For his part, Rubin claims it's the bank's risk managers who are to blame, not the board.

"Mr. Rubin said it is a company's risk-management executives who are responsible for avoiding problems like the ones Citigroup faces. "The board can't run the risk book of a company," he said. 'The board as a whole is not going to have a granular knowledge' of operations.

"Still, Mr. Rubin was deeply involved in a decision in late 2004 and early 2005 to take on more risk to boost flagging profit growth, according to people familiar with the discussions. They say he would comment that Citigroup's competitors were taking more risks, leading to higher profits. Colleagues deferred to him, as the only board member with experience as a trader or risk manager. 'I knew what a CDO was,' Mr. Rubin said, referring to collateralized debt obligations, instruments tied to mortgages and other debt that led to many of Citigroup's losses.

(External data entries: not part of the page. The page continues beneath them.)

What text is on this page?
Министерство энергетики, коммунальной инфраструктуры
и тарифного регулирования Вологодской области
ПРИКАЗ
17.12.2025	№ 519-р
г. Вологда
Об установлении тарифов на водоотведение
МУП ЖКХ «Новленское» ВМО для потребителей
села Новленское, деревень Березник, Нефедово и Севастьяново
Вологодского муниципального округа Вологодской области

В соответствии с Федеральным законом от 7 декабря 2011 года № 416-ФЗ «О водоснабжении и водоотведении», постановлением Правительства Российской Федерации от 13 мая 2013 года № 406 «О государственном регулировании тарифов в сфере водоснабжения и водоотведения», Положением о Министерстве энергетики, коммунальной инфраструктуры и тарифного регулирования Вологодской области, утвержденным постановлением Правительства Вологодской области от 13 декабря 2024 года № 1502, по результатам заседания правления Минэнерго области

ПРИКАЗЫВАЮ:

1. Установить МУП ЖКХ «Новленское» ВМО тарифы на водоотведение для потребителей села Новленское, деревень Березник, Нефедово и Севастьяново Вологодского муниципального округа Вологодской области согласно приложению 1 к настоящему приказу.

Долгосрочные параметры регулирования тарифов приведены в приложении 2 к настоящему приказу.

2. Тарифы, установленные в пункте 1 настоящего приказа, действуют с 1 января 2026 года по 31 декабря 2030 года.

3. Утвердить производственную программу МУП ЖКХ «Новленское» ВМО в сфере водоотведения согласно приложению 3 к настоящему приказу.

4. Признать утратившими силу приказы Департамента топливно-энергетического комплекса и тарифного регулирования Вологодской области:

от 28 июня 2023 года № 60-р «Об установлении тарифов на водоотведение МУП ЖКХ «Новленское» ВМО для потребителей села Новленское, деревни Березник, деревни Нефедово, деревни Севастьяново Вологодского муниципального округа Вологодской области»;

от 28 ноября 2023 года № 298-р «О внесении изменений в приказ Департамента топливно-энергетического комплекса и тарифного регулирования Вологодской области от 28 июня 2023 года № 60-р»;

"Mr. Rubin said the decision to increase risk followed a presentation to the board by a consultant who said the bank had committed less of the capital on its balance sheet, on a risk-adjusted basis, than competitors. 'It gave room to do more, assuming you're doing intelligent risk-reward decisions,' Mr. Rubin said. He said success would have been based on having 'the right people, the right oversight, the right technology.'

"The decision has been blamed in part for Citigroup's problems, including the growth of its CDO holdings amid signs the mortgage market was unraveling. Mr. Rubin doubts that is true. 'It was not an inflection point," he said, but 'I just don't know what would have happened' if the decision had been different.

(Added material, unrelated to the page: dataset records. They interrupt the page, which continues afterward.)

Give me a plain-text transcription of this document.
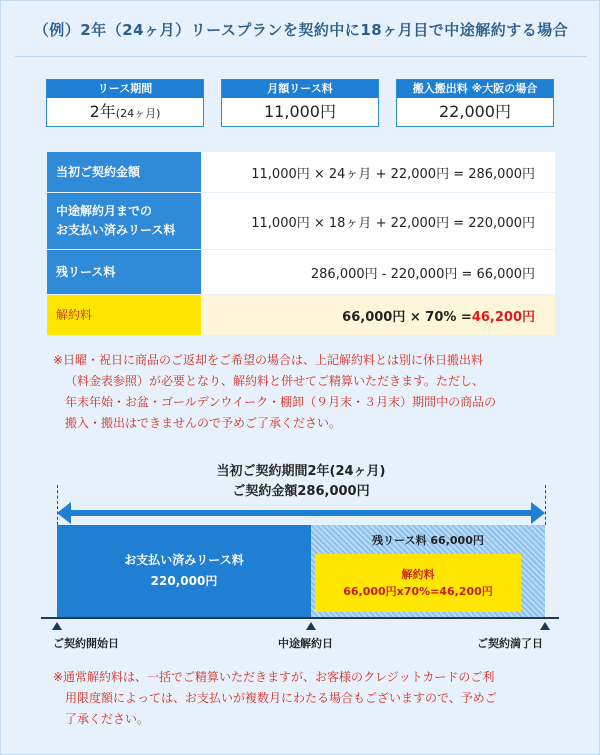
（例）2年（24ヶ月）リースプランを契約中に18ヶ月目で中途解約する場合
リース期間
2年(24ヶ月)
月額リース料
11,000円
搬入搬出料 ※大阪の場合
22,000円
当初ご契約金額	11,000円 × 24ヶ月 + 22,000円 = 286,000円
中途解約月までの
お支払い済みリース料	11,000円 × 18ヶ月 + 22,000円 = 220,000円
残リース料	286,000円 - 220,000円 = 66,000円
解約料	66,000円 × 70% = 46,200円
※日曜・祝日に商品のご返却をご希望の場合は、上記解約料とは別に休日搬出料
（料金表参照）が必要となり、解約料と併せてご精算いただきます。ただし、
年末年始・お盆・ゴールデンウイーク・棚卸（９月末・３月末）期間中の商品の
搬入・搬出はできませんので予めご了承ください。
当初ご契約期間2年(24ヶ月)
ご契約金額286,000円
お支払い済みリース料
220,000円
残リース料 66,000円
解約料
66,000円x70%=46,200円
ご契約開始日	中途解約日	ご契約満了日
※通常解約料は、一括でご精算いただきますが、お客様のクレジットカードのご利
用限度額によっては、お支払いが複数月にわたる場合もございますので、予めご
了承ください。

"At the time, Mr. Rubin was saying in speeches that most assets were overvalued. He would quote a noted investor he knew as saying that 'the only undervalued asset class in the world is risk.'

"But it wouldn't have been right for the board to act on his concerns, Mr. Rubin said in the interview: 'I wouldn't run a financial institution based on someone's view about what markets would do.' He noted that the stock market kept rising for more than three years after Mr. Greenspan, in late 1996, wondered aloud about possible 'irrational exuberance.'

Mr. Rubin said he believed in 2004 and '05 that, while a cyclical downturn such as the 1994 Mexican devaluation or 1997 Asian financial crisis was possible, the losses the bank might suffer wouldn't come close to wiping out the profits made during the good times.

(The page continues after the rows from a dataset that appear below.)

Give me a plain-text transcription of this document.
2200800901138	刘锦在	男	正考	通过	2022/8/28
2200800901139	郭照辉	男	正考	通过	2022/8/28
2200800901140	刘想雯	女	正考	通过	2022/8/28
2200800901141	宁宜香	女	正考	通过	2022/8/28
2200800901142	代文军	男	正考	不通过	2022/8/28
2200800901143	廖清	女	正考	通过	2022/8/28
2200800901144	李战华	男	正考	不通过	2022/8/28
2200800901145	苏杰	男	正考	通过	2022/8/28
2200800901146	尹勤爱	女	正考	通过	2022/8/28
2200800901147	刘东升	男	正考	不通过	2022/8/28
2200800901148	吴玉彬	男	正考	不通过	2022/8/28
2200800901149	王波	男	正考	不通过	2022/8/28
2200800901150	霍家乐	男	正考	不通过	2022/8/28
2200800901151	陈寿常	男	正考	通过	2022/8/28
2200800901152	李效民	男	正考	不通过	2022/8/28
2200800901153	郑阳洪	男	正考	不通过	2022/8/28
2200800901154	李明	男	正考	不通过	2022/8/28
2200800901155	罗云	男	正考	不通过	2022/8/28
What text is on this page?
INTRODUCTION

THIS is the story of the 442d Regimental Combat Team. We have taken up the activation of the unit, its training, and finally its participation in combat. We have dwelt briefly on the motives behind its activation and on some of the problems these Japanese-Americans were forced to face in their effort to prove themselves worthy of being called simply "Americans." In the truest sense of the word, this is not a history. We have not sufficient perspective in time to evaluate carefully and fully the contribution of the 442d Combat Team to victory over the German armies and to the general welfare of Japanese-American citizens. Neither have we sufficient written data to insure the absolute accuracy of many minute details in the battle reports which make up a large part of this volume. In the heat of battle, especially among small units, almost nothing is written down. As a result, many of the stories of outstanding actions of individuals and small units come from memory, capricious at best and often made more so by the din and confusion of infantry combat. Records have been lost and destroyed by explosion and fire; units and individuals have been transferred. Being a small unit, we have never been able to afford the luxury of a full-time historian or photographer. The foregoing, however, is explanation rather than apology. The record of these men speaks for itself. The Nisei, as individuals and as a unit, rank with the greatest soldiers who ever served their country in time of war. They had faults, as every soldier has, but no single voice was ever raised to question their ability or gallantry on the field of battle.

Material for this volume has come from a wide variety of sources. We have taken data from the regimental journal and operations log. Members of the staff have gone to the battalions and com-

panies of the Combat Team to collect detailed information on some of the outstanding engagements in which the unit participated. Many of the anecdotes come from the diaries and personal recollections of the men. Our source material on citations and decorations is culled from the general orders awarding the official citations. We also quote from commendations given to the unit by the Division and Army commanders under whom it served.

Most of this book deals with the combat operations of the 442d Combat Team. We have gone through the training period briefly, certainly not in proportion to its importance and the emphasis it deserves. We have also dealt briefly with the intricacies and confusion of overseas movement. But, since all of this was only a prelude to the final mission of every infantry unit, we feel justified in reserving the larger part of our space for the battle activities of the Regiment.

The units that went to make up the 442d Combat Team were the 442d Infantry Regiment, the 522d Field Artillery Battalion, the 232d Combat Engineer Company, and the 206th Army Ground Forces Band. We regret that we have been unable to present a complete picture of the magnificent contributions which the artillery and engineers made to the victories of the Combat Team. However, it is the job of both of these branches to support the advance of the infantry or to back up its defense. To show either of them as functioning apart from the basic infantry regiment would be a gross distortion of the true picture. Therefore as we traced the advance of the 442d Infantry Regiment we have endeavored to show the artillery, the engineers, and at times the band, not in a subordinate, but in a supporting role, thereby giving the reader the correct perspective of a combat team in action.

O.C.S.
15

"In the current crisis, 'what came together was not only a cyclical undervaluing of risk [but also] a housing bubble, and triple-A ratings were misguided,' he said. 'There was virtually nobody who saw that low-probability event as a possibility.'

He said the Citigroup board could bear some responsibility. 'Maybe there are things, in the context of the facts we knew then, we should have done differently,' he said.

As Newsweek points out, Robert Rubin did the groundwork for this financial crisis. As Treasury secretary he was a proponent of letting banks get into risky investments and he eased back the Depression-era laws barring banks from becoming investors. He also opposed attempts to regulate derivatives.

What we are now seeing is part of his legacy.